Viendo la película uno imagina lo que tiene que ser la vida de los que quedan en ese ambiente de terror, del silencio mantenido a la fuerza para sobrevivir, del miedo y del rencor permanente, como el encarnado por la madre del asesinado y del hermano que entrevista, de esa herida permanente que no puede cicatrizar porque nadie te repara ni nadie se muestra arrepentido. Sólo hay algo de consuelo en las familias de los ejecutores, y no siempre, son los únicos en los que cabe un mínimo acto de humildad pidiendo perdón en nombre de aquellos que ya no están o que han perdido la memoria por el paso de los años. Pero son perdones pensados más en pasar página y olvidar que en satisfacer, el horror de lo sucedido, en ocasiones, es ignorado por esposas e hijos de los sádicos autores de los crímenes, sabiendo que mataron no pueden imaginar cómo, no podían suponer que beberían la sangre de las víctimas para no enloquecer, pero no pueden negar que lo sabían, y lo sabían porque los ejecutores, durante décadas, alardeaban de lo hecho, no lo ocultaban, se dejaban filmar recreando las hazañas, esas cintas de video que el protagonista mira y remira en silencio, incluso autoeditaron libros con sus hazañas y con dibujos hechos por ellos recreando los degollamientos, las mutilaciones, el beberse la sangre, frente a frente con el mal, con esa banalidad del mal sobre la que teorizó Arendt, ese mal que surge de un día para otro y al que la sangre provoca la llegada de más sangre sin pararse a pensar en lo que se hace, ejecutando como un trabajo mecánico, como una pieza de un engranaje que no puede hacer otra cosa, pero ¿realmente no se podía hacer otra cosa?
Y en la mirada y en el silencio se concentra la imposibilidad de asumir tanto odio y tanto dolor, miradas que se enfrentan y no se rehúyen, pero que no dialogan.
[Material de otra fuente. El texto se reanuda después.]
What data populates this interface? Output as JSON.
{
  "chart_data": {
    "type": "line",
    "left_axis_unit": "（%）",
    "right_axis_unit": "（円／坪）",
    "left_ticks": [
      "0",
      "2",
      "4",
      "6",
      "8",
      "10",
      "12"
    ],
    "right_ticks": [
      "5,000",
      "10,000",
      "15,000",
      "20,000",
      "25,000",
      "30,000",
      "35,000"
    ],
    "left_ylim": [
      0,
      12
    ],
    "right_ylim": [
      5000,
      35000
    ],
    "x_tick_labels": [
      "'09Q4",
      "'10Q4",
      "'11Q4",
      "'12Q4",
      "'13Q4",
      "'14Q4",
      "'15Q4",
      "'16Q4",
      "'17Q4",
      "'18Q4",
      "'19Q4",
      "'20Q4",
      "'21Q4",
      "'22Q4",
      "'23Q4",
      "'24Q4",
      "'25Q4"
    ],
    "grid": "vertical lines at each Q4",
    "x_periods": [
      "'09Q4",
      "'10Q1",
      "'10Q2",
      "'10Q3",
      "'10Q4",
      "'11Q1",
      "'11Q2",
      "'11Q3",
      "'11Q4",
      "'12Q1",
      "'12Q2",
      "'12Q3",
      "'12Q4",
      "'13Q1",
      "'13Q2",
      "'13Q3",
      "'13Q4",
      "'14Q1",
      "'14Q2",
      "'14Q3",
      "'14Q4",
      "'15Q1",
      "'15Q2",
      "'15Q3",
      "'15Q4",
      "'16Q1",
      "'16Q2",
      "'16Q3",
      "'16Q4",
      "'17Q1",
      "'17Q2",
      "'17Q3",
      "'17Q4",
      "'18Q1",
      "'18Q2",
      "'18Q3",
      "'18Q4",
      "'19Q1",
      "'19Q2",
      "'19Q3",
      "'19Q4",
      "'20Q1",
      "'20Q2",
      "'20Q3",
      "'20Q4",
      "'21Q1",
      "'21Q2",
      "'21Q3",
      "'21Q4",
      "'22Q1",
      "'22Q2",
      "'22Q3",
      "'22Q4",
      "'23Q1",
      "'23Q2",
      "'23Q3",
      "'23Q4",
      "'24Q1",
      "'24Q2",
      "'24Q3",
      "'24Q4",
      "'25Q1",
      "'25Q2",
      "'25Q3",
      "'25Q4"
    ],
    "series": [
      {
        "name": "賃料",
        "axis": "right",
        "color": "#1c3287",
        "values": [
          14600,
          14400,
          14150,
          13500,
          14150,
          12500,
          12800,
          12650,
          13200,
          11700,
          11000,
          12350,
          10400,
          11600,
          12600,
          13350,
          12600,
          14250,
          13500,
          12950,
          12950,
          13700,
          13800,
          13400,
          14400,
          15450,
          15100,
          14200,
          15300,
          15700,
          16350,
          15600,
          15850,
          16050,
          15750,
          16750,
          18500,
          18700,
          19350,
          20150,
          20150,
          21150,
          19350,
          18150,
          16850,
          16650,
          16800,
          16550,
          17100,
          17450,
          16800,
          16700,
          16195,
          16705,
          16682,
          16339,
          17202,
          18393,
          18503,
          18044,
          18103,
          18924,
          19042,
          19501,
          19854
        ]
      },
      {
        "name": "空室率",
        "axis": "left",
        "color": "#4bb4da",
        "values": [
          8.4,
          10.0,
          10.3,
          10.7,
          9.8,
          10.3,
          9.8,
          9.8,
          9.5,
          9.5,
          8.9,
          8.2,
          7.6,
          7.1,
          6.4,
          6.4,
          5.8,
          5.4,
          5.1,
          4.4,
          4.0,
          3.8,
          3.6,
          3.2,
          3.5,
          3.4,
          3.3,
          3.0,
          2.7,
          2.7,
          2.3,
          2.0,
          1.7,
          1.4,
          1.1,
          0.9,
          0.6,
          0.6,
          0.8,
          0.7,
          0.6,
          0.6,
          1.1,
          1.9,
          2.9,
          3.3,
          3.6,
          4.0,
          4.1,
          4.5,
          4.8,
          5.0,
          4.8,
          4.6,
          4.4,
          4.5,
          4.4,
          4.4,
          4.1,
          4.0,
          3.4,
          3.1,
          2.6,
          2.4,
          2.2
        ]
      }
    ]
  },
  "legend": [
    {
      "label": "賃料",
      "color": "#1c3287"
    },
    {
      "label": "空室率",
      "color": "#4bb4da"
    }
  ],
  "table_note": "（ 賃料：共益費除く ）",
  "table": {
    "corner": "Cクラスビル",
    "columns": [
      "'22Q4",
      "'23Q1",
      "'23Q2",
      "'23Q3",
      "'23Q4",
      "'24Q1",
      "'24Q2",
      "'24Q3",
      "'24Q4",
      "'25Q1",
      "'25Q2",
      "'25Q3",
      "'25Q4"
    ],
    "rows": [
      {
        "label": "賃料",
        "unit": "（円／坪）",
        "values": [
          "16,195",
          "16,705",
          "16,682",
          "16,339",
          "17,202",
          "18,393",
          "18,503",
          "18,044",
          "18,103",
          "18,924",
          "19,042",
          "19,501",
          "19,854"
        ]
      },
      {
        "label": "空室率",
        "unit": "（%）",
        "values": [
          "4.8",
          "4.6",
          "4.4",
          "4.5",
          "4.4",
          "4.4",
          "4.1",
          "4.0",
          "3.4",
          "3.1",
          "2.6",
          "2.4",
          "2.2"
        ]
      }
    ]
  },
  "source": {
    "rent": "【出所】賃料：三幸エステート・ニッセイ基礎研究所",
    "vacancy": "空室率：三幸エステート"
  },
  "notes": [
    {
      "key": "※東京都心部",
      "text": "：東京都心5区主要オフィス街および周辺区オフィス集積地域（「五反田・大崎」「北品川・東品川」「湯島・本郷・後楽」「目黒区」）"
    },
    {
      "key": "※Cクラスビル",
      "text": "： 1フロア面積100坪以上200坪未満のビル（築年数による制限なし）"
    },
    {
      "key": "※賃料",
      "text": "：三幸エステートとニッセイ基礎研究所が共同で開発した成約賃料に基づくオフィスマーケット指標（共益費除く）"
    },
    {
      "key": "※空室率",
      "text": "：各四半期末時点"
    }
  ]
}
Han pasado cerca de 50 años de aquello, incluso el protagonista no había nacido todavía, pero parecería que todo sucedió ayer. En el fondo todo sigue pasando porque ocultar su identidad, su residencia, su trabajo, significa que no hay libertad para pensar ni para expresarse, “siga haciendo actividad comunista y volverá a pasar, se volverá a repetir”, no hay sensación de error ni de barbarie en los autores, los comunistas eran ateos, no iban a la mezquita, no respetaban el islam, ese es el mayor reproche que los fanáticos asesinos repiten una y otra vez. Un odio religioso empleado por el amigo americano para conseguir un aliado en una zona que se les iba de las manos, Vietnam, Camboya, China… Indonesia hubiera sido demasiado, y total, como dice un reportaje de un telediario americano de la época, los comunistas se acercaban a las milicias porque querían ser asesinados por haberse portado mal, si, hay que oírlo dos veces para poderlo asumir, pero cuando la propaganda no tiene medida las barbaridades pueden ser asombrosas en la boca de un ser humano. Es mejor callarse antes de demostrar que eres imbécil, pero claro, un imbécil normalmente no sabe que lo es, aunque esté en el poder, o por eso.